Alone in the Dark çoğu otoriteye göre korku oyunları türünün babasıdır. Resident Evil’ın Alone in the Dark serisinden etkilendiğini de rahatlıkla söyleyebiliriz. İlk olarak 1992 yılında 3DO ve DOS için piyasaya çıkan bu oyunun ilk 3 macerası da benzer bir yapıya sahip. Alone in the Dark: The New Nightmare ise Resident Evil’a benzeyen bir oyun. Bence serinin ilk 3 oyunu artık yeniden yapılmalı. Bu oyunların grafiksel olarak çok geri olmaları bir yana, kontroller bile günümüz için oldukça rahatsız edici kalıyorlar. Özellikle Alone in the Dark 2’nin müziklerinin nasıl rahatsız edici olduğunu hatırlayınca sanırım müziklere de kökten el atılması gerektiğini söyleyebilirim. Alone in the Dark serisi korku türüne yön vermiş bir seri olarak yeniden yapılmayı hak ediyor. O yalnızlık duygusunu, Edward’ın korku dolu mücadelesini yeniden hissetmek güzel olacaktır. Serinin piyasaya çıkan son oyunu malesef eski günlerin o mükemmel atmosferini vermekten çok uzaktı. O nedenle en iyisi eski oyunları yeni teknoloji ile yeniden çıkarmak.
Tenchu 1-2
Tenchu serisi belki de kıymeti en az bilinen seridir. Metal Gear Solid’in ortalığı yakıp kavurduğu bir dönemde ortaya çıkan ilk Tenchu oyunu gizlilik konusunda en az MGS kadar iyiydi. Acquire ve SCEJ tarafından hazırlanan bu serinin daha sonra ise ikinci oyunu Tenchu 2 daha gelişmiş bir oyun olarak yine PS1’e özel piyasaya çıktı ve büyük beğeni topladı. Serinin daha sonraki oyunları ise benzer kaliteyi asla yakalayamadılar.

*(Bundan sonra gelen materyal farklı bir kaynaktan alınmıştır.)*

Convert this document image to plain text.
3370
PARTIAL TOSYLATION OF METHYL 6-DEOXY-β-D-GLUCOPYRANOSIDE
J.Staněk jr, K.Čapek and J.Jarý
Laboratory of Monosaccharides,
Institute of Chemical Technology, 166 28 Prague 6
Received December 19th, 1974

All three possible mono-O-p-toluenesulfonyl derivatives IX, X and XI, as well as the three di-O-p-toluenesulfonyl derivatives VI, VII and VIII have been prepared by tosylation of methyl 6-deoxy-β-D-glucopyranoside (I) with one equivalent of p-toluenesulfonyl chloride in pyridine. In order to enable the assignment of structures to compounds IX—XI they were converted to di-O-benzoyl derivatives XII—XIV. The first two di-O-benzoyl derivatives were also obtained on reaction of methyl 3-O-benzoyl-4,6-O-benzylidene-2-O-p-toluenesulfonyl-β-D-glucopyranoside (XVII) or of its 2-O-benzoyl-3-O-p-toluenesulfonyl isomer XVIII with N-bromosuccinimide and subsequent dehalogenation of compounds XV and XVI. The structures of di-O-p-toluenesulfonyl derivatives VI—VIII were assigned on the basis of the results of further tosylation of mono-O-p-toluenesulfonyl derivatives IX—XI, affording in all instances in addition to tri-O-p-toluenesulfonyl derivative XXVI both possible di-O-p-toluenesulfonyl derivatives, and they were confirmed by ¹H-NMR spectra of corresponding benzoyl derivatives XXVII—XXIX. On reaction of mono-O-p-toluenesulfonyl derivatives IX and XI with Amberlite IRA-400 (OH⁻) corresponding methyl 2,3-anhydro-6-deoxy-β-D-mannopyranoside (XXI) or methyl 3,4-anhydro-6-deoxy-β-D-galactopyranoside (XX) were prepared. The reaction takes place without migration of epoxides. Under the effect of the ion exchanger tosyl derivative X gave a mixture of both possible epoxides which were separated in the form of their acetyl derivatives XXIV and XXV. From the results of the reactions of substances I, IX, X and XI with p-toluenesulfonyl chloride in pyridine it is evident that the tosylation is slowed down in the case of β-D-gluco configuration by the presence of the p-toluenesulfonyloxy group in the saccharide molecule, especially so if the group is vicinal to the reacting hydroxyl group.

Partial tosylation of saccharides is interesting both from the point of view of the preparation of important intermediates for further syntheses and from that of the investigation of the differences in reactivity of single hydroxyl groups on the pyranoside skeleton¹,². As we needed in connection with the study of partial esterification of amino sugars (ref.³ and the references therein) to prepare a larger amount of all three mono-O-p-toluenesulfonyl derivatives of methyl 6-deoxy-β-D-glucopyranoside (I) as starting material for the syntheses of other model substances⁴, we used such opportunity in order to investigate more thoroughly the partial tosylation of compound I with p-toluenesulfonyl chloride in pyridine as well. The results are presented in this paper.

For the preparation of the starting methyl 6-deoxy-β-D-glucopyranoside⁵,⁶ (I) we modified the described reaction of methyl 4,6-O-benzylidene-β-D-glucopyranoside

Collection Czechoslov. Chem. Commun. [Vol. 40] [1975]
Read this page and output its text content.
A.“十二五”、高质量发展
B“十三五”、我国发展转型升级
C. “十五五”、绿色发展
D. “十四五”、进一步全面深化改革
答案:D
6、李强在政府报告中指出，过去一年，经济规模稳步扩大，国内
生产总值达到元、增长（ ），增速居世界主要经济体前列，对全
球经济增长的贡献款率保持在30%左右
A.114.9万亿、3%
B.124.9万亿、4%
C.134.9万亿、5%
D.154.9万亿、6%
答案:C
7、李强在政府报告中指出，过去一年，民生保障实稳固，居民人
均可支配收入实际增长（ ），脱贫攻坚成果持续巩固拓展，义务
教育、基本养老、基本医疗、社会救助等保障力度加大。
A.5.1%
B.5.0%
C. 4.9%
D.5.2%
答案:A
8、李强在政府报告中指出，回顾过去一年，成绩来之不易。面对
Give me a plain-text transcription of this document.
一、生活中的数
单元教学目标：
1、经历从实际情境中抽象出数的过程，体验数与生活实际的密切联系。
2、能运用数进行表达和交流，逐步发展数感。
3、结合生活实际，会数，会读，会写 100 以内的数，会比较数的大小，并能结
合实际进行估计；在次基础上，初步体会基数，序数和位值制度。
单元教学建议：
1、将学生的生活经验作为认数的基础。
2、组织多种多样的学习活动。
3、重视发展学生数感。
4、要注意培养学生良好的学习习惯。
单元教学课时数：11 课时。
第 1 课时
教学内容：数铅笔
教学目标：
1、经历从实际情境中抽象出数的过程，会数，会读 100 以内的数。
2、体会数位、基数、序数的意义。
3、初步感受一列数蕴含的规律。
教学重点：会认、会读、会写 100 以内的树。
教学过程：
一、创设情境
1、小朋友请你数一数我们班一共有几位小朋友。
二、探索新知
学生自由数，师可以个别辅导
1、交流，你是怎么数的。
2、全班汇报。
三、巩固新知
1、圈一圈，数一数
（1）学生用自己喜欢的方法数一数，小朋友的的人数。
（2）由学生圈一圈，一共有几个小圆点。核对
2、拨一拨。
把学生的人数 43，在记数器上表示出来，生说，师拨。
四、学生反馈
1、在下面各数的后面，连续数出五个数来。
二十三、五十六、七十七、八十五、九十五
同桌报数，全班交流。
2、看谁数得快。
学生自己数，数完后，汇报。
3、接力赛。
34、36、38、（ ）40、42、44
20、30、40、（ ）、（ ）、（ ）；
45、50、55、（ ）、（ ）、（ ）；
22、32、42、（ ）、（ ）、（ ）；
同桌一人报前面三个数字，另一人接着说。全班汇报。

Rikimaru ve Ayane’nin maceraları PS1 oyuncularına tıpkı MGS gibi gizlilik öğelerinin ne olduğunu en iyi öğreten oyunlardı. Açıkçası Tenchu’nun gizlilik öğelerinin MGS’den bile daha iyi olduğunu düşünüyorum; çünkü gerçekten de kendinizi düşmandan saklanırken hissediyordunuz ve ekran karşısında öyle kımıldamadan duruyordunuz (en azından bana öyle oluyordu). Eğer bu oyunlar yenilenmiş grafikleri, benzer gizlilik hissi ve oynanabilirlikleriyle tekrar karşımıza çıkarlarsa ortalığı fena halde sarsabilirler. Metal Gear Solid’in popülaritesini Tenchu serisi de fazlasıyla hak ediyor.
Driver 1-2
Driver serisinin ilk iki oyunu benim için çok çok özel oyunlardı. Şehirde arabayla hız yapmak, kestirme yolları kullanmak, her bir saniyenin son derece büyük öneme sahip olduğu bu oyunlar gerçekten de eğlecenin doğruğa vurduğu yapımlardı. Serinin daha sonraki oyunları Driver: Parallel Lines ve Driver: San Francisco ise açıkçası benim için anlamsız ve pek de değeri olmayan yapımlardı. Bu oyunlarla aslında Driver, Driver olmaktan çıkmıştı. Şöyle birisi çıkıp neden serinin ilk iki oyunundaki konsepte uygun oyunlar yapmıyor? Yoksa her bir saniyenin, en küçük manevranın bile önemli olduğu oyunlar yerine herkesin oynayabileceği yapımlar daha çok para mı kazandırıyor? Bence oyun dünyasının ilk iki Driver oyunundaki gibi farklı yapımlara ihtiyacı var ve çok sayıda oyuncu da böyle bir oyunu koşa koşa alacaklardır.
Not: Not: Listede Final Fantasy VII gibi çok sayıda başarılı oyuna yer verilmemesinin nedeni bu oyunların yapımcılarının da açıkladığı gibi “eski atmosferi yakalamanın zor olması”dır. Yoksa tekrar görülmeyi hak eden o kadar çok oyun var ki. Peki sizin listenizde hangi oyunlar var?